Billy - We began as a cover band like many bands do, but that grows old after a while and you really need to start creating to stay interested and keep things fresh.

We also want people to hear what we have to offer, instead of playing other people's music. I'd like to see us continue to write more music that has a lot of appeal to listeners, but also see some success on the business side of things, perhaps go on a regional tour next year.

I am in charge of selecting the tour bus.

Jimmy - I'm new to High Street and I have a lot of background in jazz. Although we have a blues-based rock style, I see us adding some new elements to our next recording. We need to keep layering new colors on the music to define our style.

Q - There's a definite blues influence in your music. How did you guys get turned on to the blues? Who are your biggest influences?

Erik - Kurt and I grew up on rock and roll at home and in the car, everywhere. When High Street got started, we just started playing the covers we liked and they just happened to be blues-based bands like Led Zeppelin and the Rolling Stones.

Once you start covering those bands, it takes you on a path in that same style. The Stones lead you right to Aerosmith and then Guns N' Roses.

It's like a road map forwards and backwards. If you go backwards from the Stones and The Yardbirds, it takes you to right back here to Chicago with all the Chess Record guys like Buddy Guy, Chuck Berry, Muddy Waters and Howlin' Wolf.

Chicago was at the start of it all and lucky for us, this is where we live

Q - There are so many ways musicians can get out their music these days. How is the band trying to get its music out there?

Kurt - There's two ways really, playing gigs and social media. We're working now on booking more gigs in front of new audiences to build our fan base.

That social media part is very important too. We have a big online presence. We have a website, www.highstreetrocks.com, we have a Facebook page, a Twitter profile, YouTube channel, Sound Cloud and Spotify. Our music is also on iTunes as well.

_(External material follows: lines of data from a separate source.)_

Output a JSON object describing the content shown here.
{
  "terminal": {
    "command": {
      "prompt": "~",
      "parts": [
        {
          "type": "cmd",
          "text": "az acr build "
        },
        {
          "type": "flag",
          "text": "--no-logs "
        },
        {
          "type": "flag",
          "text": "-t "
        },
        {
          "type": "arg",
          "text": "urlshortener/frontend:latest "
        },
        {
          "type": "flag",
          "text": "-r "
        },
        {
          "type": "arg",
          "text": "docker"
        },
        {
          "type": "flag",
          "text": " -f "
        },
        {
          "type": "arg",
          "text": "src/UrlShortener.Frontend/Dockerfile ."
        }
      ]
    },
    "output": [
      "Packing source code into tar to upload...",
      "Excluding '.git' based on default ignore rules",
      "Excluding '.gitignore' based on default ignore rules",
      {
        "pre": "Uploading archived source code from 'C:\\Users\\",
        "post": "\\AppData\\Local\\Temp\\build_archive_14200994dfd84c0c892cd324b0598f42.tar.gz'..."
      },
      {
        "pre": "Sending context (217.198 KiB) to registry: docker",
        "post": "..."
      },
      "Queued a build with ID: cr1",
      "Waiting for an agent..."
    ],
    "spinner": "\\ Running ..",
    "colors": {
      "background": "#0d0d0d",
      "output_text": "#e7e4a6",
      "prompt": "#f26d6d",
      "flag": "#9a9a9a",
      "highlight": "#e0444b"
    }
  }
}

Q - I understand getting a record deal is the band's biggest dream. What kind of label would the band like to be on? Would you prefer being on an independent label?

Jenny - A record deal would be great no matter if it's a major label or independent. What's important about the record label is that they believe in us and would help us get to the next level with our career.

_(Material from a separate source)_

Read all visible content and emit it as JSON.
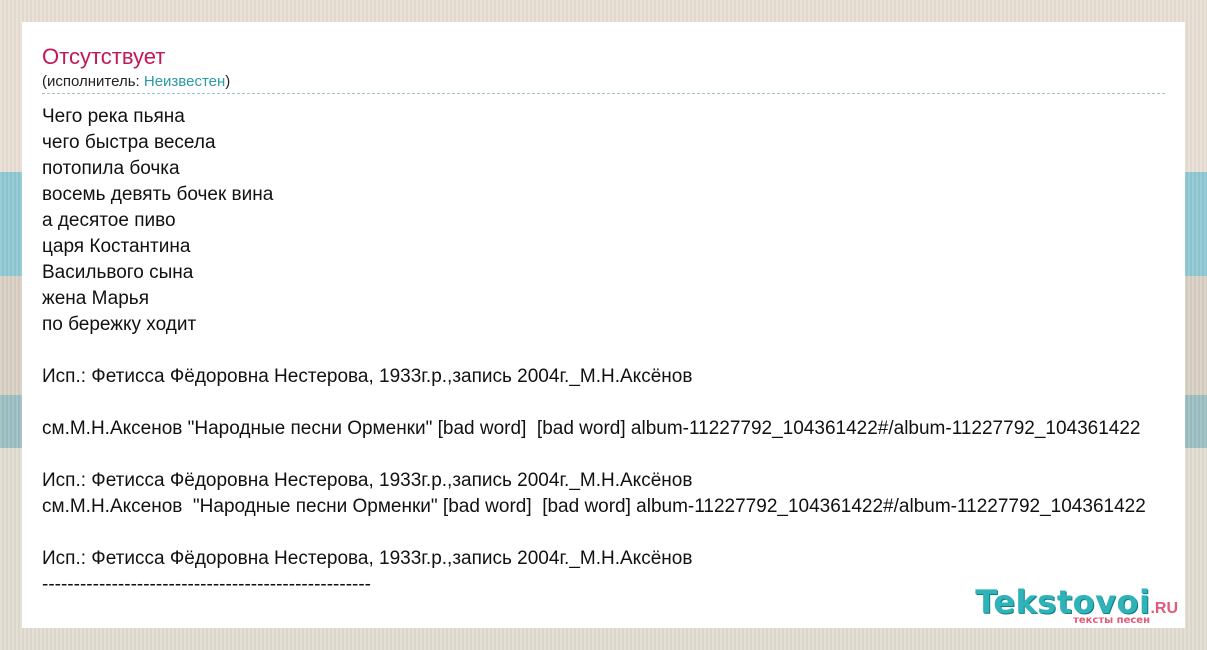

We want to do what we can to get heard and hopefully more successful.

Q - Is it harder to get gigs because of your age? You've already had some high-profile gigs. Do you still get nervous stepping on stage?

All - No we don't.

Billy - Getting gigs is tougher because of our age. There are some places that just don't want under 21 groups.

But that will change as our audience grows and we build our base. It's just a process.

Jimmy - We actually don't get nervous. There is too much to concentrate on to do your job on stage.

We just want the audience to enjoy the show and we have to deliver or they won't want to see us

Q - How do you see yourself fitting into the Chicago music scene?

Kurt - We'll fit in perfectly. I'd be more worried if we were in L.A. or somewhere else. Like Erik said, this is the home of the blues.

This is the place that launched a big part of rock and roll. Our style falls right into that and Chicago is so big, there is room for High Street to make our mark.

We just have to create great material, put on a great show and the rest will fall into place.